Module-11D
Module 11D : Hands On : Apache Pig Statements : Available (Length 8 Minutes)
1. ForEach statement
2. Example 1 : Data projecting and foreach statement
3. Example 2 : Projection using schema
4. Example 3 : Another way of selecting columns using two dots ..
Data Transformation using following major operators.
Sorting
Grouping
Joining
Projecting
Filtering
foreach : Suppose you have 60 records in a relation, then you can apply your operation using 'foreach' , on each record of your relation.
Syntax :
alias = FOREACH { block };
myData = foreach categories generate *; -- It will select all the columns from categories and generate new relation myData
alias : Name of the relation also it is a outer bag.
Example 1 : Projection using foreach (HandsOn) :
categories = LOAD '/user/cloudera/Training/pig/cat.txt' USING PigStorage(',');
myData = foreach categories generate *;
dump myData;
(1,2,Football) (2,2,Soccer)
myDataSelected = foreach categories generate $0,$1; --Selecting only first 2 columns
dump myDataSelected;
(1,2) (2,2) (3,2)
Example 2 : Projection using schema (HandsOn)

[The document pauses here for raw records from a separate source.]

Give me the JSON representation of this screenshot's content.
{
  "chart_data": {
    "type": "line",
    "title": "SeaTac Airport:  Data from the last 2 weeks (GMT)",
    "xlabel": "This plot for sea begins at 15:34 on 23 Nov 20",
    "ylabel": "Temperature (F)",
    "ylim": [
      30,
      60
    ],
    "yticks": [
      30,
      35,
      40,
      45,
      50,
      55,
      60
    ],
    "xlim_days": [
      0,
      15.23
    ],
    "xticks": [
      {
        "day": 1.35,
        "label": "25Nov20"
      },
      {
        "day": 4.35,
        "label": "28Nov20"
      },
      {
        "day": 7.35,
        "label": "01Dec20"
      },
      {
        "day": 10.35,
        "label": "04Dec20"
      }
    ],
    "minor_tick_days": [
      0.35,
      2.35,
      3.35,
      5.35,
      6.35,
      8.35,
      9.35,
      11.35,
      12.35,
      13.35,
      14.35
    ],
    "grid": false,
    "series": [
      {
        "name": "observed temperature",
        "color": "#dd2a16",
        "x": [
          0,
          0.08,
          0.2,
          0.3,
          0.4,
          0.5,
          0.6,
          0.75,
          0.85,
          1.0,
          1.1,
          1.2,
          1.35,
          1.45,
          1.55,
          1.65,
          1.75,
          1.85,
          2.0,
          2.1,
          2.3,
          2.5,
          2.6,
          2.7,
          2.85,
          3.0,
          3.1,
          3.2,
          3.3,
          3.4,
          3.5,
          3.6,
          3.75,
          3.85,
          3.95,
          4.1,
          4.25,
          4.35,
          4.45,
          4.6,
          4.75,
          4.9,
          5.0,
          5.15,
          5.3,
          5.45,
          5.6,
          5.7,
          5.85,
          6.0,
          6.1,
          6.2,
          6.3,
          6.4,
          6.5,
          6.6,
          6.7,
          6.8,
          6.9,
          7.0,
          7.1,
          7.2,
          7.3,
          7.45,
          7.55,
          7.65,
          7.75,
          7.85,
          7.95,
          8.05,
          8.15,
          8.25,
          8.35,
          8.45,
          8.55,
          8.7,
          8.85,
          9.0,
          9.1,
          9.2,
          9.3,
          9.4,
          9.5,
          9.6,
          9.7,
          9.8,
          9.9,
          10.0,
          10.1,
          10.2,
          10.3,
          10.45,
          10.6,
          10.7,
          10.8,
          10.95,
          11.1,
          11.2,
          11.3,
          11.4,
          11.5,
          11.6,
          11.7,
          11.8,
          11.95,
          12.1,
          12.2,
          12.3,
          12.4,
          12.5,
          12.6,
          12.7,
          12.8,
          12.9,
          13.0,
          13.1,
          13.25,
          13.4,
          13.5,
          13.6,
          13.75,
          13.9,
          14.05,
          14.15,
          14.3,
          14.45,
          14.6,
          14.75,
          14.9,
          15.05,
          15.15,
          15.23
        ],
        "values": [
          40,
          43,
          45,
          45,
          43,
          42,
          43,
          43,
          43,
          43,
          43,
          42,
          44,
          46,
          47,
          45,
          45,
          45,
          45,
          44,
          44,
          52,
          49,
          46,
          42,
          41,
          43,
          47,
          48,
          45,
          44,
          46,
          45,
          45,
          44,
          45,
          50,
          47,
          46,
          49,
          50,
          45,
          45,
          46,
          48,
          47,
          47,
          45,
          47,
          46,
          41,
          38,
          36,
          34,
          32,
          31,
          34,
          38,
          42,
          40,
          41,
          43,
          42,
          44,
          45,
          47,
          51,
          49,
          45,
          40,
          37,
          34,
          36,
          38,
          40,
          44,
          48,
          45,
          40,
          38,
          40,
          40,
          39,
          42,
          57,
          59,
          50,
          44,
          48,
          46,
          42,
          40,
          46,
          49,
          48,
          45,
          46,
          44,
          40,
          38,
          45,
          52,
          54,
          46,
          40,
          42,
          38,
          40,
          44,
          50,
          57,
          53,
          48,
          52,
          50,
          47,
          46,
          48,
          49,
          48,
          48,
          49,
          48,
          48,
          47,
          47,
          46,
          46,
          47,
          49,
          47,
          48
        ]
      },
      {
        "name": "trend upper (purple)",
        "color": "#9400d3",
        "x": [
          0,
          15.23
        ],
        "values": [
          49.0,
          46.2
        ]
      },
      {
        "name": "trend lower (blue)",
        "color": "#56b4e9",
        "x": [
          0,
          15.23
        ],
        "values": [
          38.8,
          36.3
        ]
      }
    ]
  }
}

categories2 = LOAD '/user/cloudera/Training/pig/cat.txt' USING PigStorage(',') AS (id:int, subId:int, catName:chararray);
selectedCat = foreach categories2 generate subId,catName; --Selecting only two columns, using column name
DUMP selectedCat;
(2,Football) (2,Soccer) (2,Baseball & Softball)
subtract = foreach categories2 generate id-subId; --This is just to show you, you can use expression
dump subtract;
(-1) (0) (1)
So you can refer columns in a relation with
Their position like $0 - first element, $1- Second element (This should be used , when schema is not defined)
Their name as defined by schema like id, subId etc (Case sensitive)
Using * , you can select all the columns
Example 3 : Another way of selecting columns using two dots .. (HandsOn)
selectedCat3 = foreach categories2 generate id..catName; --Select all the columns between id and catName
DUMP selectedCat3;
selectedCat4 = foreach categories2 generate subId..; --Select all the columns subId and rest which comes after subId
DUMP selectedCat4;
selectedCat5 = foreach categories2 generate ..catName; --Select all the columns comes before catName inclusive
DUMP selectedCat5;